Today’s Birthdays: Dancer-actress Marge Champion is 100. Former Sen. Alan K. Simpson, R-Wyo., is 88. Former United States Olympic Committee Chairman Peter Ueberroth is 82. Actor Derek Fowlds (TV: “Yes, Minister”; “Yes, Prime Minister”) is 82. Singer Jimmy Clanton is 81. Rhythm-and-blues singer Sam Gooden (The Impressions) is 80. Rhythm-and-blues singer Rosalind Ashford (Martha & the Vandellas) is 76. Singer Joe Simon is 76. Pro and College Football Hall of Famer Terry Bradshaw is 71. Basketball Hall of Famer Nate Archibald is 71. Actor Mark Harmon is 68. Former Sen.

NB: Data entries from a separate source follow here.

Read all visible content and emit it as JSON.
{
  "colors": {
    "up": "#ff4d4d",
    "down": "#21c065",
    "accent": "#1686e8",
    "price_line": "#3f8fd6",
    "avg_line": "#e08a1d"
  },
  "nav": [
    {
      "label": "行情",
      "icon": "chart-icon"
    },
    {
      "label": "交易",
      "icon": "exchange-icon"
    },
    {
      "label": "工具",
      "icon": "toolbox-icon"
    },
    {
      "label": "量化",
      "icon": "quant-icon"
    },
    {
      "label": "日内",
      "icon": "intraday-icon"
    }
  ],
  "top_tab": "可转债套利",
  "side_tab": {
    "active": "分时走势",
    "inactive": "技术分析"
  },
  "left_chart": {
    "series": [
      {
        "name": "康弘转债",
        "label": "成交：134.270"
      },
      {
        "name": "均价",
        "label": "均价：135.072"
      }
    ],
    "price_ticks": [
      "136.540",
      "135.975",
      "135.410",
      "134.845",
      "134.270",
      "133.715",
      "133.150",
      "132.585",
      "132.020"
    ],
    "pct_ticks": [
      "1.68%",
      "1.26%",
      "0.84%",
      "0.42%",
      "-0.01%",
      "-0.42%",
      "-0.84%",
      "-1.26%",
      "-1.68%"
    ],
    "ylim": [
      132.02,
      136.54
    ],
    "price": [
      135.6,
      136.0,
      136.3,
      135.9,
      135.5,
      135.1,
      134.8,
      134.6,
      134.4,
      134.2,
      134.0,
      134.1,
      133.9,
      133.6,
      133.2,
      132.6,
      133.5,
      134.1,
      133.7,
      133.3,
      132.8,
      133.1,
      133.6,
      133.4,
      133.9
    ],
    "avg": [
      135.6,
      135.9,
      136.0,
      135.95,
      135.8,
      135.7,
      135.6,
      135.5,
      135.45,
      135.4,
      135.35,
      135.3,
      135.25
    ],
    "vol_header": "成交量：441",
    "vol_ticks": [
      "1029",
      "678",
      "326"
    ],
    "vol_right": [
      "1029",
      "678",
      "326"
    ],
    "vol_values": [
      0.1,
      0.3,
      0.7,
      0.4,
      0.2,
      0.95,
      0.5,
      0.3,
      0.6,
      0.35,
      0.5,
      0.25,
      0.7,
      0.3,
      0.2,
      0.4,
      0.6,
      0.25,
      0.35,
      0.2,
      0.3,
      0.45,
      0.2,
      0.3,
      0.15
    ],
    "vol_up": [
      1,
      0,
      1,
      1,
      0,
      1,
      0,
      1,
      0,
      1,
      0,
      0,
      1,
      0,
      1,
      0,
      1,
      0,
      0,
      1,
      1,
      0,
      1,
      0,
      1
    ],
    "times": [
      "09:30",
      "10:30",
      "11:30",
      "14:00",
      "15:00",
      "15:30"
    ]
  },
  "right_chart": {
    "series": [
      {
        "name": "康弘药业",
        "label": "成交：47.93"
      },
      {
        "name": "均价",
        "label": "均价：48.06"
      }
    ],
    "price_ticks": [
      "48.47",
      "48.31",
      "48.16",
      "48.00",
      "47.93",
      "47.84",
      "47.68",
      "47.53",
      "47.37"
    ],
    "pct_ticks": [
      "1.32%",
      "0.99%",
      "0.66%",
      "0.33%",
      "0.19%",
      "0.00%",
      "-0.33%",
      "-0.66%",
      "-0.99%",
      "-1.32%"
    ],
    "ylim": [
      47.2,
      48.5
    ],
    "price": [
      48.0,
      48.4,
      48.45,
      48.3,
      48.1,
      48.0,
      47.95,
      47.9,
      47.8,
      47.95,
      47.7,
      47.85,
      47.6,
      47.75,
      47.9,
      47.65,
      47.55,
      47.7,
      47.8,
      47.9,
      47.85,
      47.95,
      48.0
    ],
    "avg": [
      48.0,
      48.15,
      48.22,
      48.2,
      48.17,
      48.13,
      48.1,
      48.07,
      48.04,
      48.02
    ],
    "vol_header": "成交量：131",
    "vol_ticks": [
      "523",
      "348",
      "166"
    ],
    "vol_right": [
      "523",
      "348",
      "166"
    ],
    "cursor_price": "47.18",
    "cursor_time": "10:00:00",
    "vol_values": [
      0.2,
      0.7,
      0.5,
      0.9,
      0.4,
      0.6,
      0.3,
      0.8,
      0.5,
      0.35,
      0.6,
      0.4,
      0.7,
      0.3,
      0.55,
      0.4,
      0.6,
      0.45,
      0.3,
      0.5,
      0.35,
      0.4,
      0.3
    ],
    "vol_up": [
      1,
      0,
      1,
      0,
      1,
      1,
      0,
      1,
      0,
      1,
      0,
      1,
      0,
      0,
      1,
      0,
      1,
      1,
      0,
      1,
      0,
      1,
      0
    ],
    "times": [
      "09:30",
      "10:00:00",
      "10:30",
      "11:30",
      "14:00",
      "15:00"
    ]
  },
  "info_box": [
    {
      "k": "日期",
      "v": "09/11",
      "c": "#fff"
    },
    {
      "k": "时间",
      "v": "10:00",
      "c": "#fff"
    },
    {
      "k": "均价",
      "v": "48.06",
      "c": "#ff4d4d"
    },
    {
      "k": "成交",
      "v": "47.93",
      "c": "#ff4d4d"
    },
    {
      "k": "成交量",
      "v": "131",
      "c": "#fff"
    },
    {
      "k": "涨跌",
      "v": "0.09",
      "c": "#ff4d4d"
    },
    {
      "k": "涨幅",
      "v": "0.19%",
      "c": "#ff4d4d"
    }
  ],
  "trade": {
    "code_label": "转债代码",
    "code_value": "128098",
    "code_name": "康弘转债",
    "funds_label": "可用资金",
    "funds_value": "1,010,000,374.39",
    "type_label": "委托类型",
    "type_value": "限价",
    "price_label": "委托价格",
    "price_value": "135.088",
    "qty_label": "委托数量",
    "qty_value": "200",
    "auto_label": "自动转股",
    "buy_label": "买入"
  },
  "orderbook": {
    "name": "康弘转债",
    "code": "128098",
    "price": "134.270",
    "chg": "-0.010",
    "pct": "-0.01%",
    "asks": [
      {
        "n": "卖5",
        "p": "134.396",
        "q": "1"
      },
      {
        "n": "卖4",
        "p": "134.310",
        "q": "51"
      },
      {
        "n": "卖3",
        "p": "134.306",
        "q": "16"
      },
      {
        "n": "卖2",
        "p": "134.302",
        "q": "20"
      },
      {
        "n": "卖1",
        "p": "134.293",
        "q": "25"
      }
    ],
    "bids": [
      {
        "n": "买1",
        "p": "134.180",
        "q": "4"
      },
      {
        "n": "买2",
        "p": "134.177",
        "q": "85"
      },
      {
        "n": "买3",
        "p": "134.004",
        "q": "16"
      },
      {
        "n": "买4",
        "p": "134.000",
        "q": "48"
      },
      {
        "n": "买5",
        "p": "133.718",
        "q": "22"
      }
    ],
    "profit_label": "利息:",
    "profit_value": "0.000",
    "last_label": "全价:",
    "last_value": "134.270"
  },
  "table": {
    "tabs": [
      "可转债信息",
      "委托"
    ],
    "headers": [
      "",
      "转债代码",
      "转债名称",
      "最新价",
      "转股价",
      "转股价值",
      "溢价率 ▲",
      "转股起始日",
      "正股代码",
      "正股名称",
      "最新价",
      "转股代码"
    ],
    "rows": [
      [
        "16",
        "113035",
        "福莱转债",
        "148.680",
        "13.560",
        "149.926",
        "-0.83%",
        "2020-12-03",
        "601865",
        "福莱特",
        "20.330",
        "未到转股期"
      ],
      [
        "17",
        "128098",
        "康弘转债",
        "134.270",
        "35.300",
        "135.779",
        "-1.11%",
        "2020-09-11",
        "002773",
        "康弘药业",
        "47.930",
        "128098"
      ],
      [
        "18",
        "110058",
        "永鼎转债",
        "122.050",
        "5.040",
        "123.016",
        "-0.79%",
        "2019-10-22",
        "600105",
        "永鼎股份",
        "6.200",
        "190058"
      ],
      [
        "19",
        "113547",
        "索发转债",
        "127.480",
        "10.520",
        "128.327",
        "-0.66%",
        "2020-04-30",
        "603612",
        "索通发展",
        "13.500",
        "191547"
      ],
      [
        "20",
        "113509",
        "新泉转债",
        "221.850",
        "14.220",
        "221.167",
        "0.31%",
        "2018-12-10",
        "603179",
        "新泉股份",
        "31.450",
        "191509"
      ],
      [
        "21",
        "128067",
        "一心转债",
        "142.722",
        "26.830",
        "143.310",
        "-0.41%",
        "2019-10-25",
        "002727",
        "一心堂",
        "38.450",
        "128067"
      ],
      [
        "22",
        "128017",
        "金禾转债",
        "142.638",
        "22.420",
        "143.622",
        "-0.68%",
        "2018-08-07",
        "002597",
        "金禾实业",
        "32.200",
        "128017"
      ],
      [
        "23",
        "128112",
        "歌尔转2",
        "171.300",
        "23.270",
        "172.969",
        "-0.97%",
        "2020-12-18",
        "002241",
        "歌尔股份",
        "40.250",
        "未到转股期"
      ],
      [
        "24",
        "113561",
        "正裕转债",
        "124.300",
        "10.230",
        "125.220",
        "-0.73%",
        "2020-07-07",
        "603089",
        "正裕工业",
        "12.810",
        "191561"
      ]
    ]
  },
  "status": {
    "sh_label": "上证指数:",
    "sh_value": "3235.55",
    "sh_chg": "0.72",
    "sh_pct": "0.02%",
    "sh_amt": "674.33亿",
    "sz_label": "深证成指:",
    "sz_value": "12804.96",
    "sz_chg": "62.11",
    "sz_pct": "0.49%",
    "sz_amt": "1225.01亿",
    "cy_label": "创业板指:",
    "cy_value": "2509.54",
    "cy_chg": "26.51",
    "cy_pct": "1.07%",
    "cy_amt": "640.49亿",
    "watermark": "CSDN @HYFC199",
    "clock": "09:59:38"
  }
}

Jim DeMint, R-S.C., is 68. International Tennis Hall of Famer Jimmy Connors is 67. Actress Linda Purl is 64. Rock musician Jerry Augustyniak (10,000 Maniacs) is 61. Country musician Paul Deakin (The Mavericks) is 60. Pro Football Hall of Famer Eric Dickerson is 59. Actor Keanu Reeves is 55. International Boxing Hall of Famer Lennox Lewis is 54. Actress Salma Hayek is 53. Actor Tuc Watkins is 53. Actress Kristen Cloke is 51. Actress Cynthia Watros is 51. Rhythm-and-blues singer K-Ci is 50. Actor-comedian Katt Williams is 46. Actor Michael Lombardi is 45. Actress Tiffany Hines is 42. Rock musician Sam Rivers (Limp Bizkit) is 42. Actor Jonathan Kite is 40. Actor Joshua Henry is 35. Actress Allison Miller is 34. Rock musician Spencer Smith is 32. Electronic music DJ/producer Zedd is 30.
Thought for Today: “Always remember that you are absolutely unique. Just like everyone else.” — Margaret Mead, American anthropologist (1901-1978).